Here are several things you can do to get your Circadian rhythms back on track.

One study showed that you can reset your Circadian rhythms by camping for 5 days. If you go camping for 5 days, without the TV, the fluorescent light bulbs, the iPad, etc for five days, you’ll come back 100% reset. Why is that?

Because one of the biggest disruptors in the modern world is blue light, which is what emanates from the screens we’re always staring at and the light bulbs in our office, homes and public buildings we frequent.

A couple other tips: realize that caffeine (coffee, tea, soda) has an effect in your body for roughly 12 hours. If you drink coffee at 3pm, it’s not out of your system until 3am.

Don’t eat past 7 or 8pm. Your body tries to stay awake to digest food. And if you do fall asleep with a full stomach, you’ll likely never reach a state of deep sleep because your body has to keep the digestive system working at full throttle while you sleep.

Don’t sleep with your pets. Truth is, it prevents you from sleeping deeply.

And perhaps the biggest one: turn off the electronics AT LEAST an hour before bedtime.

So, as an exercise, let’s accomplish all the same necessary things from our previous example but do it in a way that causes less disruption to our Circadian rhythms.

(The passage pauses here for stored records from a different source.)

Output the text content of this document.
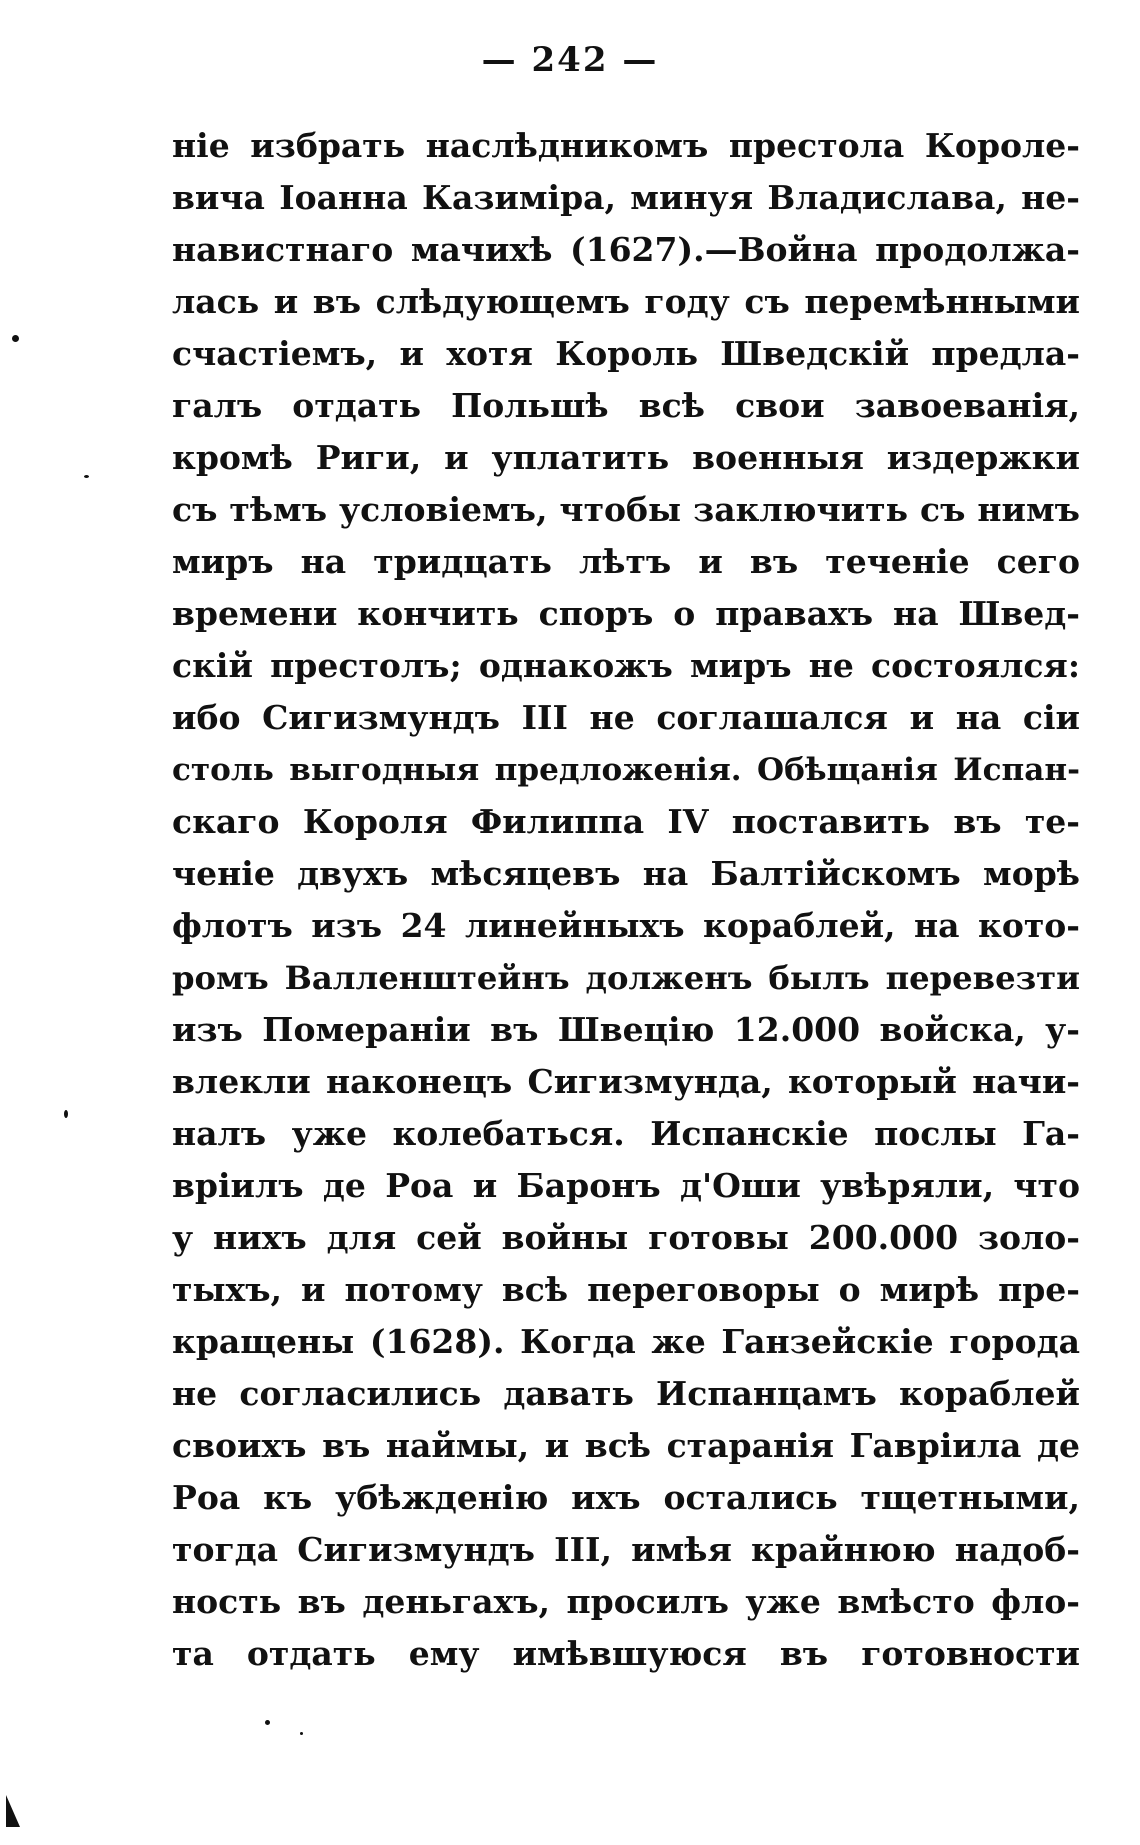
— 242 —
ніе избрать наслѣдникомъ престола Короле-
вича Іоанна Казиміра, минуя Владислава, не-
навистнаго мачихѣ (1627).—Война продолжа-
лась и въ слѣдующемъ году съ перемѣнными
счастіемъ, и хотя Король Шведскій предла-
галъ отдать Польшѣ всѣ свои завоеванія,
кромѣ Риги, и уплатить военныя издержки
съ тѣмъ условіемъ, чтобы заключить съ нимъ
миръ на тридцать лѣтъ и въ теченіе сего
времени кончить споръ о правахъ на Швед-
скій престолъ; однакожъ миръ не состоялся:
ибо Сигизмундъ III не соглашался и на сіи
столь выгодныя предложенія. Обѣщанія Испан-
скаго Короля Филиппа IV поставить въ те-
ченіе двухъ мѣсяцевъ на Балтійскомъ морѣ
флотъ изъ 24 линейныхъ кораблей, на кото-
ромъ Валленштейнъ долженъ былъ перевезти
изъ Помераніи въ Швецію 12.000 войска, у-
влекли наконецъ Сигизмунда, который начи-
налъ уже колебаться. Испанскіе послы Га-
вріилъ де Роа и Баронъ д'Оши увѣряли, что
у нихъ для сей войны готовы 200.000 золо-
тыхъ, и потому всѣ переговоры о мирѣ пре-
кращены (1628). Когда же Ганзейскіе города
не согласились давать Испанцамъ кораблей
своихъ въ наймы, и всѣ старанія Гавріила де
Роа къ убѣжденію ихъ остались тщетными,
тогда Сигизмундъ III, имѣя крайнюю надоб-
ность въ деньгахъ, просилъ уже вмѣсто фло-
та отдать ему имѣвшуюся въ готовности
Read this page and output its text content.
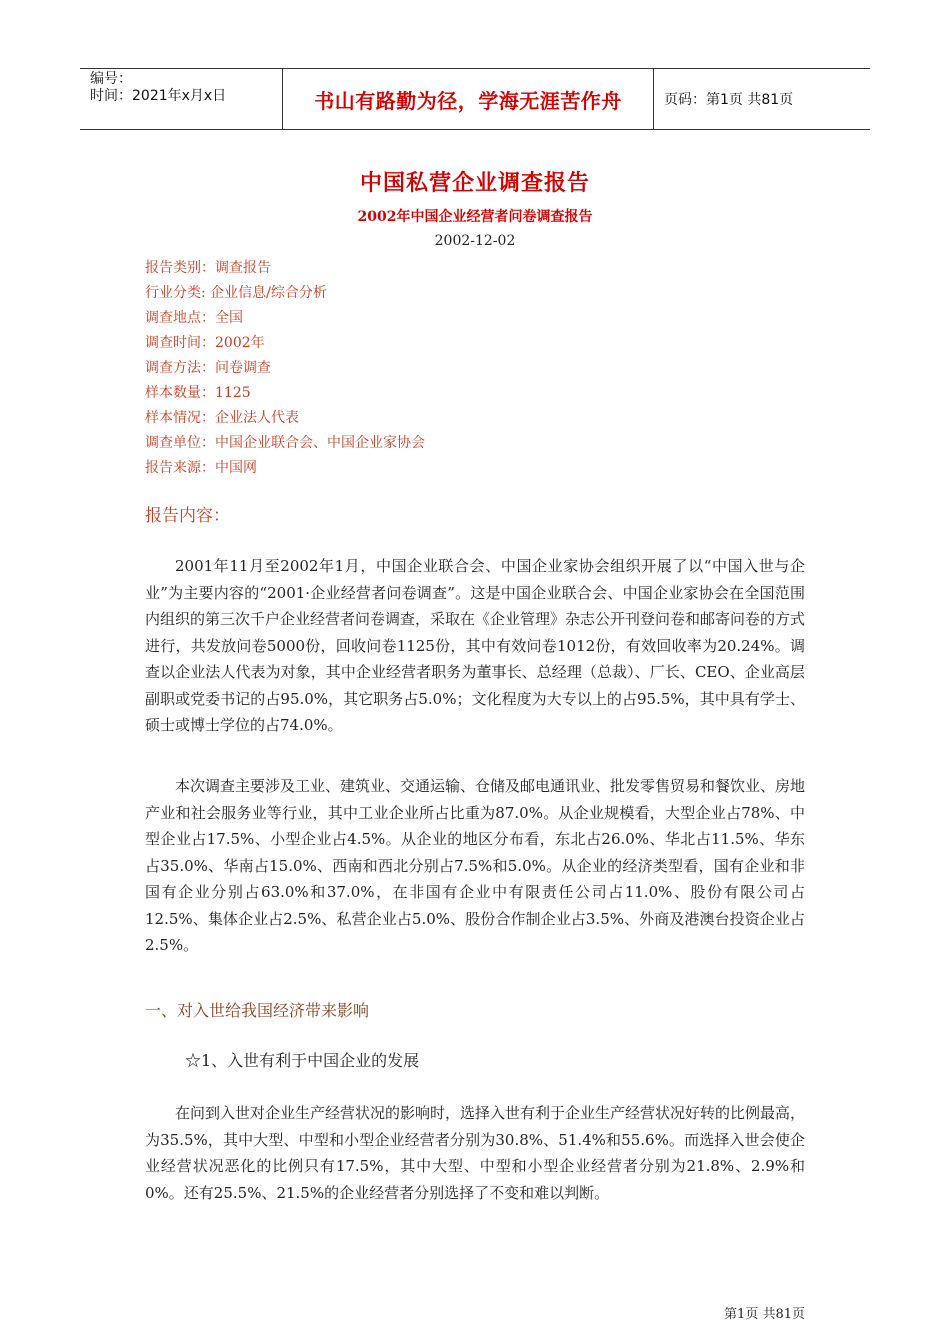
编号：
时间：2021年x月x日	书山有路勤为径，学海无涯苦作舟	页码：第1页 共81页
中国私营企业调查报告
2002年中国企业经营者问卷调查报告
2002-12-02
报告类别：调查报告
行业分类: 企业信息/综合分析
调查地点：全国
调查时间：2002年
调查方法：问卷调查
样本数量：1125
样本情况：企业法人代表
调查单位：中国企业联合会、中国企业家协会
报告来源：中国网
报告内容：

2001年11月至2002年1月，中国企业联合会、中国企业家协会组织开展了以“中国入世与企业”为主要内容的“2001·企业经营者问卷调查”。这是中国企业联合会、中国企业家协会在全国范围内组织的第三次千户企业经营者问卷调查，采取在《企业管理》杂志公开刊登问卷和邮寄问卷的方式进行，共发放问卷5000份，回收问卷1125份，其中有效问卷1012份，有效回收率为20.24%。调查以企业法人代表为对象，其中企业经营者职务为董事长、总经理（总裁）、厂长、CEO、企业高层副职或党委书记的占95.0%，其它职务占5.0%；文化程度为大专以上的占95.5%，其中具有学士、硕士或博士学位的占74.0%。

本次调查主要涉及工业、建筑业、交通运输、仓储及邮电通讯业、批发零售贸易和餐饮业、房地产业和社会服务业等行业，其中工业企业所占比重为87.0%。从企业规模看，大型企业占78%、中型企业占17.5%、小型企业占4.5%。从企业的地区分布看，东北占26.0%、华北占11.5%、华东占35.0%、华南占15.0%、西南和西北分别占7.5%和5.0%。从企业的经济类型看，国有企业和非国有企业分别占63.0%和37.0%，在非国有企业中有限责任公司占11.0%、股份有限公司占12.5%、集体企业占2.5%、私营企业占5.0%、股份合作制企业占3.5%、外商及港澳台投资企业占2.5%。

一、对入世给我国经济带来影响
☆1、入世有利于中国企业的发展

在问到入世对企业生产经营状况的影响时，选择入世有利于企业生产经营状况好转的比例最高，为35.5%，其中大型、中型和小型企业经营者分别为30.8%、51.4%和55.6%。而选择入世会使企业经营状况恶化的比例只有17.5%，其中大型、中型和小型企业经营者分别为21.8%、2.9%和0%。还有25.5%、21.5%的企业经营者分别选择了不变和难以判断。

第1页 共81页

  • You wake up at 6:30 and drink a large glass of water. You stretch or do yoga or meditate for 15 minutes. You get the kids up at 6:45, get them ready and have them to the bus stop at 7:20.
  • You don’t eat breakfast (because you’re intermittent fasting). But you do have a cup of bulletproof coffee.
  • You grab your lunch that you had prepped the night before from the fridge (it consists of fats, proteins and leafy greens) and get to work by 9am.
  • At noon, you eat lunch outside (weather permitting), allowing the sun to shine on your face for at least 30 minutes.
  • At 3pm, rather than coffee and cake, you have caffeine-free tea and a handful or two of nuts.
  • You pick up the kids after work as usual, having them home by six. The night before, you prepped as much as you could for tonight’s meal (cutting vegetables, maybe pulling your protein out of the freezer to thaw) and you cook it relatively quickly. Everyone is eating dinner by 6:30-6:45.
  • You and the kids go outside after dinner for a walk or to play a little game of soccer or tag.
  • You have them in bed by 9pm.
  • You prep tomorrow’s lunch and as much as you can for tomorrow’s dinner.
  • Take an hour or so for yourself, but make it SCREEN-FREE. Read a book or magazine, or work on a creative hobby.
  • 10:30pm – Go to bed

Do that for 21 days straight. It will change your life.